How Not to Inspire

One thing obviously can’t be simultaneously both public and private.  According to one early commentary, however,  the Torah’s description of the commandment of Tefillin seems to require just that. The Torah uses a unique word to refer to the Tefillin worn on the head:  totafot.  Rashi cites the early Hebrew grammarian and lexicographer Menahem ben Saruq’s (~920 – 970) explanation of this term as a synonym of “speaking,” and the Torah describes the Tefillin as a sort of conversation piece that reminds people about something specific.  Someone that sees the Tefillin box resting prominently above the center of the forehead will be reminded of the miracles of the Exodus and talk about them.   This interpretation suggests that Tefillin are intended as a public mitzvah, one that is performed openly so it will engage others.   This explanation of totafot becomes surprising in light of a Talmudic interpretation of the passage of Tefillin.  The verse specifies that the Tefillin that are wrapped on the arm are a “sign for you,” which the Talmud understands as indicating that the arm Tefillin are not a sign for others, just for you alone – and they must therefore be concealed when worn.  If both the arm and the head Tefillin are considered one unified mitzvah, the Talmudic interpretation presents a significant challenge to Menahem ben Saruq’s approach.

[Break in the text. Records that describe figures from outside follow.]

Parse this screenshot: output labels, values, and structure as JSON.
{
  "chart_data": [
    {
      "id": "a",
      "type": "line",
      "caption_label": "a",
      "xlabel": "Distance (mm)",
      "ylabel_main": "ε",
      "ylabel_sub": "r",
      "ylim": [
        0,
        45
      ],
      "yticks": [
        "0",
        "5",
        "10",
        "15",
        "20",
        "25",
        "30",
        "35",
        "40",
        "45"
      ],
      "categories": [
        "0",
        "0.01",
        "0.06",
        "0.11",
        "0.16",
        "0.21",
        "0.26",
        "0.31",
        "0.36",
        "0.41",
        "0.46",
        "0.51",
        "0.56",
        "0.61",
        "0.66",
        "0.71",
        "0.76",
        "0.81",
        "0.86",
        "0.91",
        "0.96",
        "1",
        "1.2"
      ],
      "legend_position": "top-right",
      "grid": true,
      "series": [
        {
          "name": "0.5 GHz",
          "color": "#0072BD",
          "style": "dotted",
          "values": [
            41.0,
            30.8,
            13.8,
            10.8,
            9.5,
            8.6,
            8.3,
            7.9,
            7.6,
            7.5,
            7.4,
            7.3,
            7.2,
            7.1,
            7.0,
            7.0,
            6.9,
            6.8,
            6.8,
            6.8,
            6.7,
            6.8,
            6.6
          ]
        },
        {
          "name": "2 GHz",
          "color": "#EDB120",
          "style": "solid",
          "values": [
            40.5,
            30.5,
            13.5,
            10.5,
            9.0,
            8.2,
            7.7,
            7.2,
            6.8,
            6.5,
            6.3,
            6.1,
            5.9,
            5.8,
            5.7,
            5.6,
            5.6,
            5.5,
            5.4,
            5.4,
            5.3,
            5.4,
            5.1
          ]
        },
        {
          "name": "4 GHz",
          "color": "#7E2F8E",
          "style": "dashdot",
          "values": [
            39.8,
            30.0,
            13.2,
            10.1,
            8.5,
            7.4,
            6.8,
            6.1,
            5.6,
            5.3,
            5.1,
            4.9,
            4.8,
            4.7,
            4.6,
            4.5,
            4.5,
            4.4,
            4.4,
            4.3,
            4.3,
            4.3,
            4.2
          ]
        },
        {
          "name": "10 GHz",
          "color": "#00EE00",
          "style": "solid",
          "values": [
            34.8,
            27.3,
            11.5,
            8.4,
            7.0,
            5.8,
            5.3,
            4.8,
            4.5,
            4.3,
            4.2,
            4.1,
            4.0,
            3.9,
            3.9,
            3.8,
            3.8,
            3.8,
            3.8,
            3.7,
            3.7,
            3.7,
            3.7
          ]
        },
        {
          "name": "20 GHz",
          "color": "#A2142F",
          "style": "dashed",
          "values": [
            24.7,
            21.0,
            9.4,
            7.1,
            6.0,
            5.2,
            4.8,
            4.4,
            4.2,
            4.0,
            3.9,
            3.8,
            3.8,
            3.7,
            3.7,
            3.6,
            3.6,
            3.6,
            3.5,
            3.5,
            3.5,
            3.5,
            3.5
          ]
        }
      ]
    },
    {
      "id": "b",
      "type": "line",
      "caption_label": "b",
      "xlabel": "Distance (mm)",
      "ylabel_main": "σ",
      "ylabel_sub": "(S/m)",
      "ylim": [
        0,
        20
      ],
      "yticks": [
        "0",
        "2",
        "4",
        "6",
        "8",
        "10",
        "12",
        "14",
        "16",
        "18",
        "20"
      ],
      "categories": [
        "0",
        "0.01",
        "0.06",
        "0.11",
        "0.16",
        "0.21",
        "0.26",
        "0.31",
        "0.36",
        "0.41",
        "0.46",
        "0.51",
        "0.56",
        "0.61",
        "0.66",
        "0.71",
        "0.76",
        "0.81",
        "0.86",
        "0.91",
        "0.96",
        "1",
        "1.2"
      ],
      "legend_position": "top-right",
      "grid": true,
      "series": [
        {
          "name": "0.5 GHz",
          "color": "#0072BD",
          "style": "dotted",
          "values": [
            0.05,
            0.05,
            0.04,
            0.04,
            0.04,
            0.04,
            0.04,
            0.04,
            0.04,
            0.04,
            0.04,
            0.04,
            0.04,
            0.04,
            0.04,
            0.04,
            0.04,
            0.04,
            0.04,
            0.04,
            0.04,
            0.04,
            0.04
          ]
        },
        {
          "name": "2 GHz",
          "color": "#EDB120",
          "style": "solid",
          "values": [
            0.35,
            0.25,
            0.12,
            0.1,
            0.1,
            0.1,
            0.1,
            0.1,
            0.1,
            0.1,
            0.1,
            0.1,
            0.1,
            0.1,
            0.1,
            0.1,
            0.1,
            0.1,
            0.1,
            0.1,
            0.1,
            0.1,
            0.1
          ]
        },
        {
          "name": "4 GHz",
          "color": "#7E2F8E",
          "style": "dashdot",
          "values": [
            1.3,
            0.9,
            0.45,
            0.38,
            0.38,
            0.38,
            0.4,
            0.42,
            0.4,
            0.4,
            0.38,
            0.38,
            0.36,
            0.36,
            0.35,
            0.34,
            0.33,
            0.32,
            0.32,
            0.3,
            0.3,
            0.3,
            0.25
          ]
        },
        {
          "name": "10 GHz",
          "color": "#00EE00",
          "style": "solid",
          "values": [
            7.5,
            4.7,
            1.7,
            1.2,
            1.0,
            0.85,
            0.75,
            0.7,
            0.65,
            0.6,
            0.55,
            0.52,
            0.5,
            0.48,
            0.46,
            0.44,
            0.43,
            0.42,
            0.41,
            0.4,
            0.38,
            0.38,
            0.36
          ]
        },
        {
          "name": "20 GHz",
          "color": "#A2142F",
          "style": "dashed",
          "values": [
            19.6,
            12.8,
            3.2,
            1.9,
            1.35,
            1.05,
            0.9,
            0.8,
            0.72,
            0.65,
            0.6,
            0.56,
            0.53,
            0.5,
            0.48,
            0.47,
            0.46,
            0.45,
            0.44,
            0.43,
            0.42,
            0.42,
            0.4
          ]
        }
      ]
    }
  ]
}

Rabbi Moshe Feinstein, as quoted in the first volume of the somewhat obscure collection of his comments on the Torah entitled “Kol Ram,” takes the position that the seemingly mutually exclusive functions of the two parts of Tefillin do complement one another in a crucial way.  The head Tefillin cannot accomplish its public role of cultivating awareness of the Exodus without the private role of the arm Tefillin of impressing this awareness upon ourselves first.  As the Talmud itself says:  Adorn yourself, then adorn others (Baba Metziah 107b).  The dichotomous roles of the two parts of Tefillin remind us that if a person himself is wanting in the very area in which he attempts to inspire a change in others – in action or in attitude, he will not be seen as genuine and will therefore be ineffective .  Furthermore, when someone has actually achieved some type of refinement of character or religious depth as a result of his or her spiritual growth, people will detect it and be indirectly inspired to proactively engage in their own growth even without anyone else’s suggestion or encouragement.  But when a person lacks that pious greatness or authentic spirituality, they will not have any lasting influence in those areas no matter what nor how much they say or talk about it.  If you want your children to be polite, do you lecture them about being courteous or do you show them how when you address them and others?  If you want them to appreciate Torah study, do you preach to them about its benefits or do you show them your own eagerness to learn something new?

Why is this message hidden in the Torah’s description of the laws of Tefillin, of all places?  This idea is clearly one of those that is self-evident.   But since it is nevertheless easily forgotten, it is an idea that requires constant reinforcement if it is to be lived by.  With that in mind, the daily commandment of Tefillin is a perfect place to subtly place this lesson, to show that this important guidance about the vital task of uplifting  and inspiring others is worthy of constant reinforcement and reflection.